Once, on a mallrat day in Central New Jersey (where being a mallrat is the official youth pastime) my cousin described the clothing and merchandizing franchise, Hot Topic, as “Goth in a Can.” I laughed my ass off, and used it whenever I could; which meant that I told my wife. She, in turn, said it to the teenage daughter in Nebraska in an effort to calm her popularity angst. 

And, thus, language travels. How fascinating. I’ve also been tracking the use of the word “Fucktard,” which I picked up from my Canadian friend, babybaby, and recently heard it being used by my wife’s friend, Thora, to describe some fucktard. 

So I’m intrigued. 

Mostly, I’m joyful today, but angry and pained at the slow progress of the book I’m editing, where the author, who I don’t think has ever had sex manages to write, “Her libido was in lust with him,” and, “He just gave in to this telegenic strumpet and tried to enjoy her having her way with him.” He also describes copulation, as well as both the male and female tools for such activities, as IT. Real mature. The worst, though, is how he manages to remove any eroticism from the act itself, in passages such as (warning, the following is not intended for the young, the weak of heart, or the weak of stomach): “He was drawn like a magnet to her voluptuously exposed vagina, which he consequently penetrated with the zeal of a teenager.” 

Gag. 

“For Dinner They Had Wine and Crap Cakes.”

I’ve left most of the friendships I’ve cultivated in faraway lands, including one that had just started six months before I came here, and had the potential to be really incredible.

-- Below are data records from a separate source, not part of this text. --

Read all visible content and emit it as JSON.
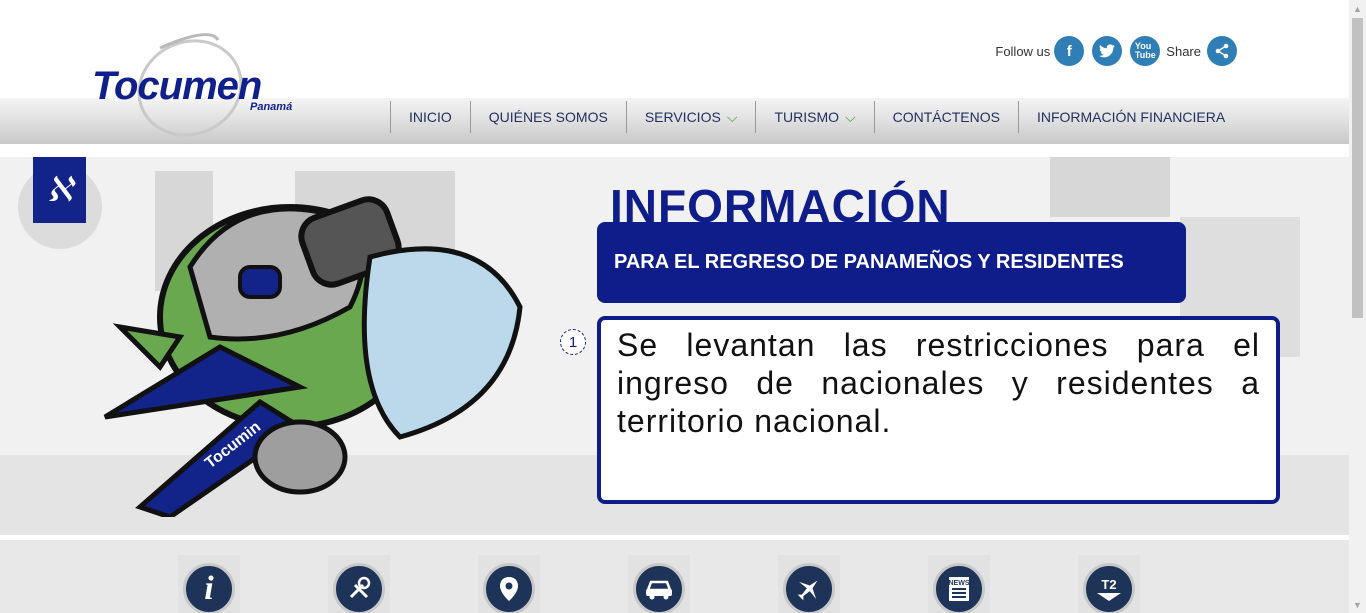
{
  "header": {
    "logo": {
      "name": "Tocumen",
      "sub": "Panamá"
    },
    "social": {
      "follow_label": "Follow us",
      "share_label": "Share",
      "icons": [
        "facebook-icon",
        "twitter-icon",
        "youtube-icon",
        "share-icon"
      ]
    },
    "menu": [
      {
        "label": "INICIO",
        "dropdown": false
      },
      {
        "label": "QUIÉNES SOMOS",
        "dropdown": false
      },
      {
        "label": "SERVICIOS",
        "dropdown": true
      },
      {
        "label": "TURISMO",
        "dropdown": true
      },
      {
        "label": "CONTÁCTENOS",
        "dropdown": false
      },
      {
        "label": "INFORMACIÓN FINANCIERA",
        "dropdown": false
      }
    ]
  },
  "hero": {
    "title": "INFORMACIÓN",
    "subtitle": "PARA EL REGRESO DE PANAMEÑOS Y RESIDENTES",
    "slide_number": "1",
    "message": "Se levantan las restricciones para el ingreso de nacionales y residentes a territorio nacional.",
    "mascot_label": "Tocumin"
  },
  "quick_links": [
    {
      "icon": "info-icon",
      "glyph": "i"
    },
    {
      "icon": "food-icon",
      "glyph": ""
    },
    {
      "icon": "location-icon",
      "glyph": ""
    },
    {
      "icon": "car-icon",
      "glyph": ""
    },
    {
      "icon": "plane-icon",
      "glyph": ""
    },
    {
      "icon": "news-icon",
      "glyph": "NEWS"
    },
    {
      "icon": "terminal-icon",
      "glyph": "T2"
    }
  ],
  "colors": {
    "brand": "#0e1d8a",
    "social": "#2f7fb6",
    "accent_green": "#3aa34a"
  }
}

Many of the departed friends seem to have forgotten about me, but others have kept in touch, and still other friendships have flourished. 

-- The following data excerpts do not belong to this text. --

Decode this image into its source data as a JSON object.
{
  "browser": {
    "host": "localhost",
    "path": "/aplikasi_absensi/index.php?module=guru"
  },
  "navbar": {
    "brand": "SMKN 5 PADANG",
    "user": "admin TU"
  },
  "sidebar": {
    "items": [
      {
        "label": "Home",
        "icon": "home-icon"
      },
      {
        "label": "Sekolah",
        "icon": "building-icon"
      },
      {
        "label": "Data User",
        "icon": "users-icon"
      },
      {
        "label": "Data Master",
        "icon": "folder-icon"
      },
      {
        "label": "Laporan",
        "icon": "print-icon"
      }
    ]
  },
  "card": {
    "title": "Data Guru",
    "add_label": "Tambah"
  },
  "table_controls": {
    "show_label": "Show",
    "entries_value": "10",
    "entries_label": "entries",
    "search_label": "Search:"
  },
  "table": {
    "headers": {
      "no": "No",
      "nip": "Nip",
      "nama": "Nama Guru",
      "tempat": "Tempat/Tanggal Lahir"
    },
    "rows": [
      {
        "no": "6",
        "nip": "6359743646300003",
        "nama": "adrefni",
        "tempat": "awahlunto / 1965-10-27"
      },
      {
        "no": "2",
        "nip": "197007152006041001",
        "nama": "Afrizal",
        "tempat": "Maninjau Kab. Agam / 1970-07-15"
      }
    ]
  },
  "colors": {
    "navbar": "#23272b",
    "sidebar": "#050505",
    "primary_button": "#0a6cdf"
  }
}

I live and sleep with the best (and sexiest) friend I’ve ever had. 

Her friends are, likewise, some of the coolest people I’ve met (a bit odd, at times, but aren’t we all?). Her Hometown Friend and I have formed a pretty good bond of comic books and silliness. I adore my coworkers, the Radio Guy and the Buff Hippie. 

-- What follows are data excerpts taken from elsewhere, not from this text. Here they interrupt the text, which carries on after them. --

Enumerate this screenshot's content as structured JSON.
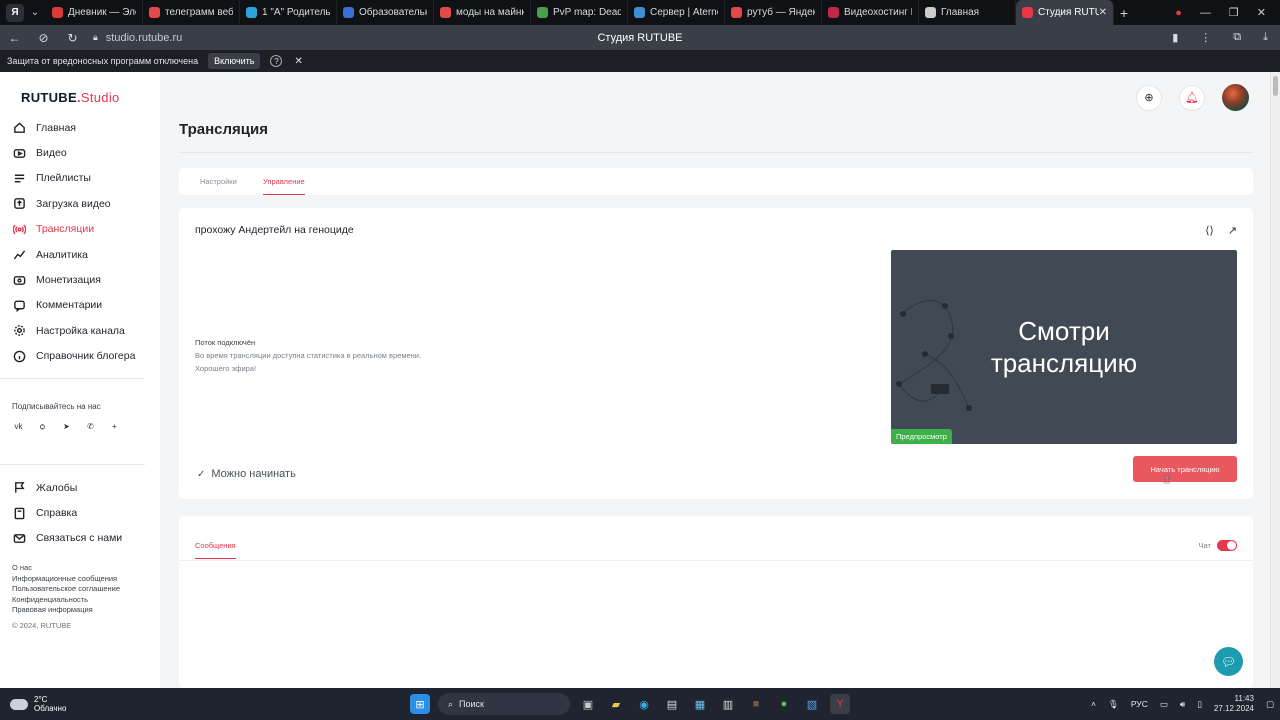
{
  "browser": {
    "tabs": [
      {
        "label": "Дневник — Эле",
        "color": "#d93a3a"
      },
      {
        "label": "телеграмм веб",
        "color": "#e24a4a"
      },
      {
        "label": "1 \"А\" Родитель",
        "color": "#2aa3d6"
      },
      {
        "label": "Образовательн",
        "color": "#3b6ed6"
      },
      {
        "label": "моды на майнк",
        "color": "#e24a4a"
      },
      {
        "label": "PvP map: Dead c",
        "color": "#4aa04a"
      },
      {
        "label": "Сервер | Aterno",
        "color": "#3b8fd6"
      },
      {
        "label": "рутуб — Яндекс",
        "color": "#e24a4a"
      },
      {
        "label": "Видеохостинг R",
        "color": "#c0284a"
      },
      {
        "label": "Главная",
        "color": "#cccccc"
      },
      {
        "label": "Студия RUTUB",
        "color": "#e8364a"
      }
    ],
    "url": "studio.rutube.ru",
    "page_title": "Студия RUTUBE",
    "protection_text": "Защита от вредоносных программ отключена",
    "protection_button": "Включить"
  },
  "logo": {
    "brand": "RUTUBE",
    "dot": ".",
    "product": "Studio"
  },
  "sidebar": {
    "items": [
      {
        "label": "Главная",
        "icon": "home-icon"
      },
      {
        "label": "Видео",
        "icon": "video-icon"
      },
      {
        "label": "Плейлисты",
        "icon": "playlist-icon"
      },
      {
        "label": "Загрузка видео",
        "icon": "upload-icon"
      },
      {
        "label": "Трансляции",
        "icon": "broadcast-icon",
        "active": true
      },
      {
        "label": "Аналитика",
        "icon": "analytics-icon"
      },
      {
        "label": "Монетизация",
        "icon": "monetization-icon"
      },
      {
        "label": "Комментарии",
        "icon": "comments-icon"
      },
      {
        "label": "Настройка канала",
        "icon": "settings-icon"
      },
      {
        "label": "Справочник блогера",
        "icon": "info-icon"
      }
    ],
    "subscribe_label": "Подписывайтесь на нас",
    "socials": [
      "vk",
      "ok",
      "telegram",
      "viber",
      "more"
    ],
    "secondary": [
      {
        "label": "Жалобы",
        "icon": "flag-icon"
      },
      {
        "label": "Справка",
        "icon": "book-icon"
      },
      {
        "label": "Связаться с нами",
        "icon": "mail-icon"
      }
    ],
    "footer_links": [
      "О нас",
      "Информационные сообщения",
      "Пользовательское соглашение",
      "Конфиденциальность",
      "Правовая информация"
    ],
    "copyright": "© 2024, RUTUBE"
  },
  "page": {
    "title": "Трансляция",
    "tabs": [
      {
        "label": "Настройки"
      },
      {
        "label": "Управление",
        "active": true
      }
    ],
    "stream_title": "прохожу Андертейл на геноциде",
    "status_lines": [
      "Поток подключён",
      "Во время трансляции доступна статистика в реальном времени.",
      "Хорошего эфира!"
    ],
    "ready_label": "Можно начинать",
    "preview_text_1": "Смотри",
    "preview_text_2": "трансляцию",
    "preview_badge": "Предпросмотр",
    "start_button": "Начать трансляцию",
    "chat_tab": "Сообщения",
    "chat_toggle_label": "Чат",
    "chat_enabled": true
  },
  "taskbar": {
    "temperature": "2°C",
    "weather": "Облачно",
    "search_placeholder": "Поиск",
    "language": "РУС",
    "time": "11:43",
    "date": "27.12.2024"
  },
  "colors": {
    "accent": "#e8364a",
    "button": "#e8585f",
    "preview_bg": "#414a54",
    "badge": "#3db04a",
    "support": "#1d9bb0"
  }
}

I’ve been having meals and firepit chats with many of these new people, and having an incredible amount of fun with them. With my new life, I am happier than I’ve ever been; but I can’t seem to shake this weird disconnect from them. I can’t explain it.  

I don’t necessarily miss the fun and games of New York. But I miss the people I played with. E-mail isn’t the same. 

I seem to remember feeling this way in New York, before the fun and games. Maybe it’s just an adjustment period. I’m asking the runes, since their advice told me a lost (turns out she was sick) friend would show back up. They say “Mannaz,” in reverse, which I guess, is “Zannam.” That means I won’t find the clearing of my “blockage” from outside of myself; and to “Strive to live the ordinary life in a nonordinary way.” 

Sounds good to me. Feeling sad, but full of hope, which brings joy with it.